ABUJA- Foreign affairs minister Yusuf Tuggar says Nigerians dwelling on the forged Chicago State University certificate President Bola Tinubu presented to the Independent National Electoral Commission are wasting their time. He advised that they focus on alleviating their hardships.
“The economic challenges we are facing – we shouldn’t be wasting time about whether some certificate, whether there is a ‘t’ missing or an ‘i’ hasn’t been dotted. That shouldn’t be our primary focus at the moment,” Mr Tuggar said Wednesday on Channels TV.
The foreign affairs minister added, “There is a tendency to always try to distract and detain people on such frivolous issues as opposed to facing the major issues of development. We don’t have time to waste on that.
“Nobody is wasting time about certificate qualification for somebody who has been a governor of a state, served two terms, and has been on the national stage as a politician.”
Mr Tuggar added, “You remember that (former) President Buhari had to go through the same thing, where people were actually questioning whether he went to secondary school or not. Someone who had classmates was the captain; he was a head boy.
“The foreign leaders with whom we’ve been engaging and the international organisations clearly are disinterested in wasting time on such.”
Prolonged legal tussle on Mr Tinubu’s controversial academic record reached a crescendo after CSU, in a deposition on Tuesday, revealed that it did not issue the certificate Mr Tinubu presented to Nigeria’s electoral body.
Caleb Westberg, the CSU registrar, said Mr Tinubu’s certificate, dated June 22, 1979, and tendered to INEC on June 17, 2022, was not issued by the school, and its administrators could, therefore, not be able to authenticate its source, Peoples Gazette reported.
CSU’s disposition has sparked reactions among social media users, with many calling for Mr Tinubu’s ouster in line with the Nigerian Constitution.
Section 137 (1)(j) of the Nigerian Constitution (amended in 2010) specifically stated that no one would be legitimately elected president of Nigeria if the person “has presented a forged certificate to the Independent National Electoral Commission.”
Citing the Nigerian Constitution, a lawyer, Abdul Mahmood, on X said, “The CSU DEPOSITIONS have finally shown that the certificate, dated June 22, 1979, BAT submitted to INEC on June 17, 2022, was NOT issued by the University.
“With Tinubu having submitted a forged certificate to INEC, a specious part of the BAT certificate conundrum will now be addressed by the Supreme Court and with specific regards to Section 137(1)(j) of the Constitution, 1999: ‘137. (1) A person shall not be qualified for election to the office of president if – (j) he has presented a forged certificate to the Independent National Electoral Commission’.”

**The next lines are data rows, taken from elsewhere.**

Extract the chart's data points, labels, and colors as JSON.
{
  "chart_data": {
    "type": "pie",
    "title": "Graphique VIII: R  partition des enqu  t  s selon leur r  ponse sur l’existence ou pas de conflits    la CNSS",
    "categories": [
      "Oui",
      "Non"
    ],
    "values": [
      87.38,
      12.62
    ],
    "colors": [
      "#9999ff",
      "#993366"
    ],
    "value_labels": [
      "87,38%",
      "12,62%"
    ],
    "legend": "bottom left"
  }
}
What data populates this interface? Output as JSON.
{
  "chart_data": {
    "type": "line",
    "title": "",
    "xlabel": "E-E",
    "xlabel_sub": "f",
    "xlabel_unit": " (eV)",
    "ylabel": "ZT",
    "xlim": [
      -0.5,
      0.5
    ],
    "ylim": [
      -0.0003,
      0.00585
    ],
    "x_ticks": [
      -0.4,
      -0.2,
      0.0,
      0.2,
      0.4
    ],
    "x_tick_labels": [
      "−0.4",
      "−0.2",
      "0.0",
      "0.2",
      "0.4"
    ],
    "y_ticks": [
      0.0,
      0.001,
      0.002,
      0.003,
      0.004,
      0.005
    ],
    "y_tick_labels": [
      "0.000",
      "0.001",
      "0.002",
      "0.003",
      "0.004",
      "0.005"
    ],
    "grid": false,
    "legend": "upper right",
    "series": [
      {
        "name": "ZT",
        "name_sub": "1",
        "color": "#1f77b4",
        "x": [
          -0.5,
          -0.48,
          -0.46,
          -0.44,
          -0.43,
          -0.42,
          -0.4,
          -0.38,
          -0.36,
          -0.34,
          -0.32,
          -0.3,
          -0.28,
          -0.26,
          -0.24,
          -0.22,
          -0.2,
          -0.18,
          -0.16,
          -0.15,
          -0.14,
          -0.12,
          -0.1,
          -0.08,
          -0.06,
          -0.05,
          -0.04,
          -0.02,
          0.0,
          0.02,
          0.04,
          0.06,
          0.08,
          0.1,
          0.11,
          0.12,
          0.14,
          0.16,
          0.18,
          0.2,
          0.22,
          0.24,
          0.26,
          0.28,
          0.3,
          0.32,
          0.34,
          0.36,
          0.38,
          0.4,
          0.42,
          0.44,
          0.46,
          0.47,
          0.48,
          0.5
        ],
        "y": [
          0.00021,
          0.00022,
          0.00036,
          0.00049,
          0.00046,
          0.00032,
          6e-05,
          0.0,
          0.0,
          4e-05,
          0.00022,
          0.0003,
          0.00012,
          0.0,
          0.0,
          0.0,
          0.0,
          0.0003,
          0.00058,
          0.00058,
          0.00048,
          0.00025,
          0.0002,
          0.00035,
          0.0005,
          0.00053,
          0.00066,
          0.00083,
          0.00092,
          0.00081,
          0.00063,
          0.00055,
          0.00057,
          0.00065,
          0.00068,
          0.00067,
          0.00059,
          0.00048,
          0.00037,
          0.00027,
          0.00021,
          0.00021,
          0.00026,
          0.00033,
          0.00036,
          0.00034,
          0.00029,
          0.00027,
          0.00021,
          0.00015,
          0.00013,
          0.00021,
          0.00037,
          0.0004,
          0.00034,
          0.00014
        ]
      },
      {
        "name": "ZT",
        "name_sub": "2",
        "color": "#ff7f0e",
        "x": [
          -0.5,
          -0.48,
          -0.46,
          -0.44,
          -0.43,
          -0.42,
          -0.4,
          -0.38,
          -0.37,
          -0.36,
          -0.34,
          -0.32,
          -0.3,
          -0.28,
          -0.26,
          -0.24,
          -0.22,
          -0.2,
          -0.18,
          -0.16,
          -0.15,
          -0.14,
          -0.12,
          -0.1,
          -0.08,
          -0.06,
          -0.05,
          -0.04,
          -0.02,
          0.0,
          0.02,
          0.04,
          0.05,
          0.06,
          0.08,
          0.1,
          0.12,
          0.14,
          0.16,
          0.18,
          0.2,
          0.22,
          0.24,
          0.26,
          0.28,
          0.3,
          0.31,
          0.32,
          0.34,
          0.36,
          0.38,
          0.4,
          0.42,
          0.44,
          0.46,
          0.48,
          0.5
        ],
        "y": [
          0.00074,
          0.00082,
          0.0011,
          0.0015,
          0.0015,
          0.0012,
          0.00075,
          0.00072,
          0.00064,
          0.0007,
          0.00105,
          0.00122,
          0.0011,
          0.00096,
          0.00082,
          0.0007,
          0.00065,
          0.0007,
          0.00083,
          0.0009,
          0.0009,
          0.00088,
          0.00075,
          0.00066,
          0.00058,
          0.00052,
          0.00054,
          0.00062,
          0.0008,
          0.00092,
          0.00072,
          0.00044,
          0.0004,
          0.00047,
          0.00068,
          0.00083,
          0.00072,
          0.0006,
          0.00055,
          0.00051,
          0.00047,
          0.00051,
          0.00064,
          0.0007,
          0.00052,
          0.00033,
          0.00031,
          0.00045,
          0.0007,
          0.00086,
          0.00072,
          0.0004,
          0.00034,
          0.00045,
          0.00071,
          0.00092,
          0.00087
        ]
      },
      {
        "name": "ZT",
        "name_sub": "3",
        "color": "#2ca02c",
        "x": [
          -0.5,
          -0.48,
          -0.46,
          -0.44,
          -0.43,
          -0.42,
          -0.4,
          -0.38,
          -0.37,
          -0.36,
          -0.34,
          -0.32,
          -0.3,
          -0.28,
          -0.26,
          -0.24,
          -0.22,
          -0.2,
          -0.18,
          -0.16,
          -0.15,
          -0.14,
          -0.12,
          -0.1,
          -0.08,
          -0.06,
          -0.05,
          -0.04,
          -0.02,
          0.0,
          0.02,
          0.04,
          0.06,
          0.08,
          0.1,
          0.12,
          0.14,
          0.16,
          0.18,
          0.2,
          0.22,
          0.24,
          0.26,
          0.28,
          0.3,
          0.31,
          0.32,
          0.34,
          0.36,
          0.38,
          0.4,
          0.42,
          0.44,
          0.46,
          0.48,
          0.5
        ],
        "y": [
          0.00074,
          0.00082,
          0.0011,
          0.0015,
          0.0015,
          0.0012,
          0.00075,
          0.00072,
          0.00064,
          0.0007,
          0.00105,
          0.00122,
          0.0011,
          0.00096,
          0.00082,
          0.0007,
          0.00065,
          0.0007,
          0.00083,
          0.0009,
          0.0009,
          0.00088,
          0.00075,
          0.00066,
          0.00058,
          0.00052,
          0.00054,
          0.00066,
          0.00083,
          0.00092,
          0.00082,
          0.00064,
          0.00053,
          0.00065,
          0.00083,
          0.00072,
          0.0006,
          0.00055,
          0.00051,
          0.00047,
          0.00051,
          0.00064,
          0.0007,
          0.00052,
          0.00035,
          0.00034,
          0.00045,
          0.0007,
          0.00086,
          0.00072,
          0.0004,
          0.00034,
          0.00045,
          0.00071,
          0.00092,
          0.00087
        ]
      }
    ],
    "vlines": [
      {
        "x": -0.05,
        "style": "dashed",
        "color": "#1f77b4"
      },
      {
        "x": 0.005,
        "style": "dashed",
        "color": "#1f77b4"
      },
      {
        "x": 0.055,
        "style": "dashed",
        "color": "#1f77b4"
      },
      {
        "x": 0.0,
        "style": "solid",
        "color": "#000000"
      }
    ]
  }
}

X user @firstladyship said, “Bola Ahmed Tinubu & Kashim Shettima must be disqualified by the Supreme Court, on the ground of certificate forgery. The 1999 Constitution is clear on what must happen. I call on fellow Nigerians to join me in calling for their disqualification.”
“Certificate forgery is still a crime in Nigeria,” another netizen, @TheFavouredWoman, said, adding that “section 463 of the Criminal Code stipulates a three-year imprisonment sentence for forgery. While Sections 362 to 364 of the Penal Code address forgery offences, with penalties reaching up to 14 years of imprisonment.”
@BOGbadams said, “If Tinubu’ is not removed by the Supreme Court, he will be forced out by the people. Nigerians are fed up with him and his entire gang.”
@JaypeeGeneral urged that “the Nigerian Supreme Court must stand up and save the nation from this embarrassment. It is time for the apex court to move away from technicalities and start delivering political judgment on merits. Nigeria cannot have a liar, drug dealer, certificate forger, etc., as her number one citizen.”
On September 6, the presidential election petitions tribunal threw out all petitions by Atiku Abubakar, Peoples Democratic Party 2023 presidential candidate and Peter Obi of the Labour Party, affirming Mr Tinubu’s victory. This development saw the duo approach the Supreme Court to appeal the case.
Before tribunal judgment, Mr Atiku had in August requested court approval to subpoena Mr Tinubu’s files domiciled with CSU because he believed the documents would clarify glaring inconsistencies in Mr Tinubu’s background, including publicly available documents that suggested the CSU in the 1970s admitted a female student bearing Bola Tinubu who was born on March 29, 1954.